Obesity predisposes to the risk of higher mortality in young COVID-19 patients

J Med Virol. 2020 May 21;10.1002/jmv.26039. doi: 10.1002/jmv.26039. Online ahead of print.


Although emerging data demonstrated mortality of young COVID-19 patients, no data have reported the risk factors of mortality for these young patients, and whether obesity is a risk for young COVID-19 patients remains unknown. We conducted a retrospective study including 13 young patients who died of COVID-19 and 40 matched survivors. Logistic regression was employed to characterize the risk factors of mortality in young obese COVID-19 patients.
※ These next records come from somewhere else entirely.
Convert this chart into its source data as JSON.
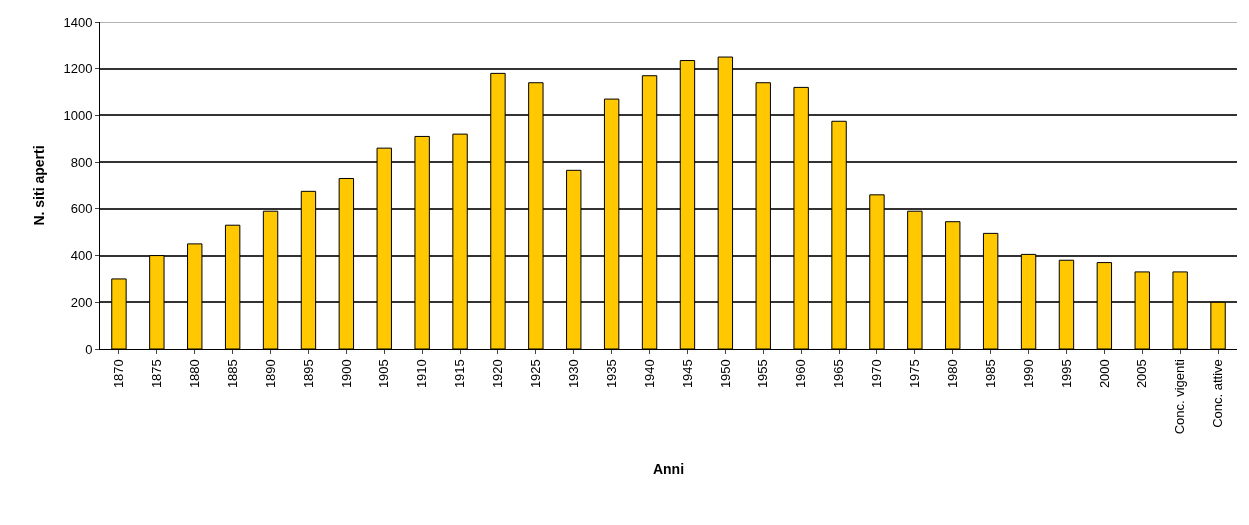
{
  "chart_data": {
    "type": "bar",
    "xlabel": "Anni",
    "ylabel": "N. siti aperti",
    "categories": [
      "1870",
      "1875",
      "1880",
      "1885",
      "1890",
      "1895",
      "1900",
      "1905",
      "1910",
      "1915",
      "1920",
      "1925",
      "1930",
      "1935",
      "1940",
      "1945",
      "1950",
      "1955",
      "1960",
      "1965",
      "1970",
      "1975",
      "1980",
      "1985",
      "1990",
      "1995",
      "2000",
      "2005",
      "Conc. vigenti",
      "Conc. attive"
    ],
    "values": [
      300,
      400,
      450,
      530,
      590,
      675,
      730,
      860,
      910,
      920,
      1180,
      1140,
      765,
      1070,
      1170,
      1235,
      1250,
      1140,
      1120,
      975,
      660,
      590,
      545,
      495,
      405,
      380,
      370,
      330,
      330,
      200
    ],
    "color": "#ffc800",
    "ylim": [
      0,
      1400
    ],
    "yticks": [
      0,
      200,
      400,
      600,
      800,
      1000,
      1200,
      1400
    ],
    "grid": "y"
  }
}
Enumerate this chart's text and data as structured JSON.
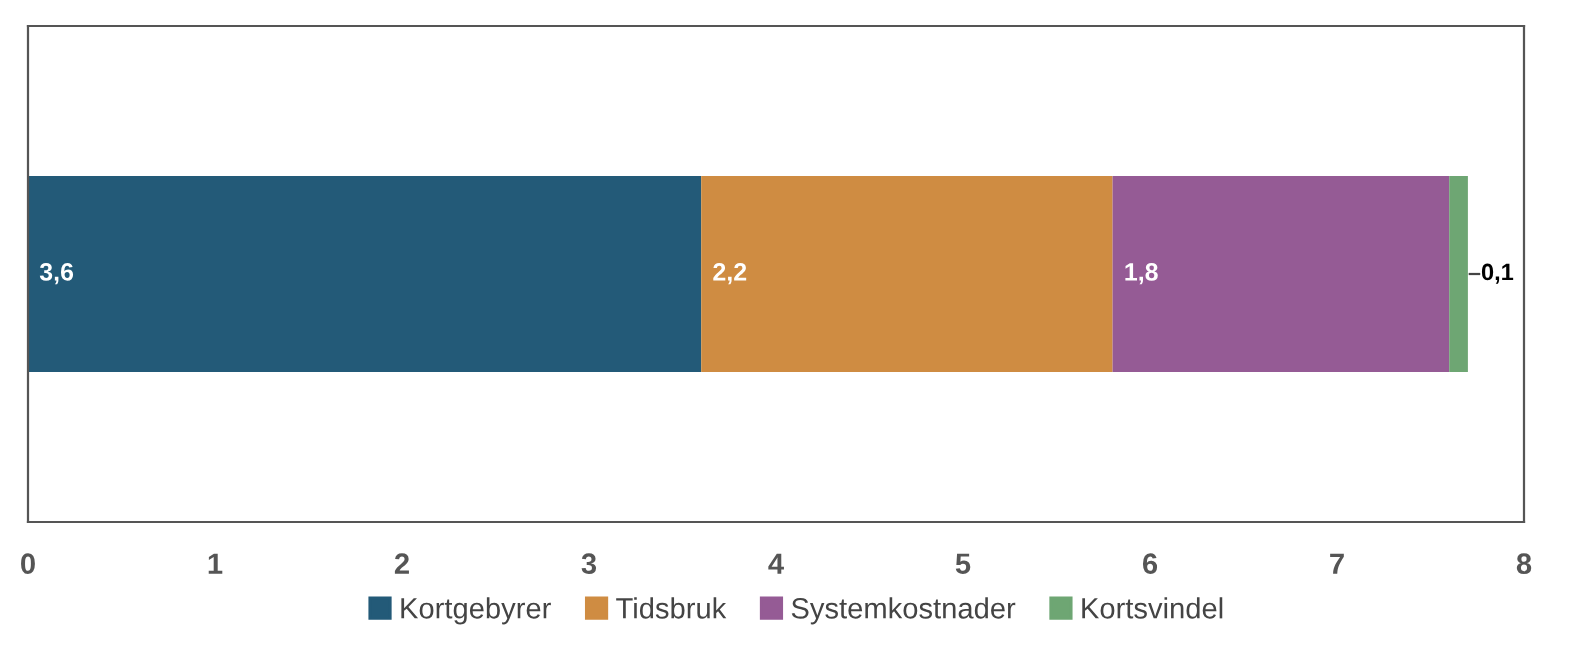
{
  "chart_data": {
    "type": "bar",
    "orientation": "horizontal",
    "stacked": true,
    "categories": [
      null
    ],
    "series": [
      {
        "name": "Kortgebyrer",
        "color": "#235a78",
        "values": [
          3.6
        ],
        "value_labels": [
          "3,6"
        ]
      },
      {
        "name": "Tidsbruk",
        "color": "#cf8c42",
        "values": [
          2.2
        ],
        "value_labels": [
          "2,2"
        ]
      },
      {
        "name": "Systemkostnader",
        "color": "#955b95",
        "values": [
          1.8
        ],
        "value_labels": [
          "1,8"
        ]
      },
      {
        "name": "Kortsvindel",
        "color": "#6ea673",
        "values": [
          0.1
        ],
        "value_labels": [
          "0,1"
        ]
      }
    ],
    "xlim": [
      0,
      8
    ],
    "xticks": [
      0,
      1,
      2,
      3,
      4,
      5,
      6,
      7,
      8
    ],
    "grid": false,
    "legend": "bottom"
  }
}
Most of the young deceased COVID-19 patients were mild cases at the time of admission, but the disease progressed rapidly featured by a higher severity of patchy shadows (100.00% vs 48.70%; P = .006), pleural thickening (61.50% vs 12.80%; P = .012), and mild pericardial effusion (76.90% vs 0.00%; P < .001). Most importantly, the deceased patients manifested higher body mass index (odds ratio [OR] = 1.354; 95% confidence interval [CI] = 1.075-1.704; P = .010), inflammation-related index C-reactive protein (OR = 1.014; 95% CI = 1.003-1.025; P = .014), cardiac injury biomarker hs-cTnI (OR = 1.420; 95% CI = 1.112-1.814; P = .005), and increased coagulation activity biomarker D-dimer (OR = 418.7; P = .047), as compared with that of survivors. Our data support that obesity could be a risk factor associated with high mortality in young COVID-19 patients, whereas aggravated inflammatory response, enhanced cardiac injury, and increased coagulation activity are likely to be the mechanisms contributing to the high mortality.

Keywords: COVID-19; cardiac damage; coagulation activity; inflammatory responses; obesity.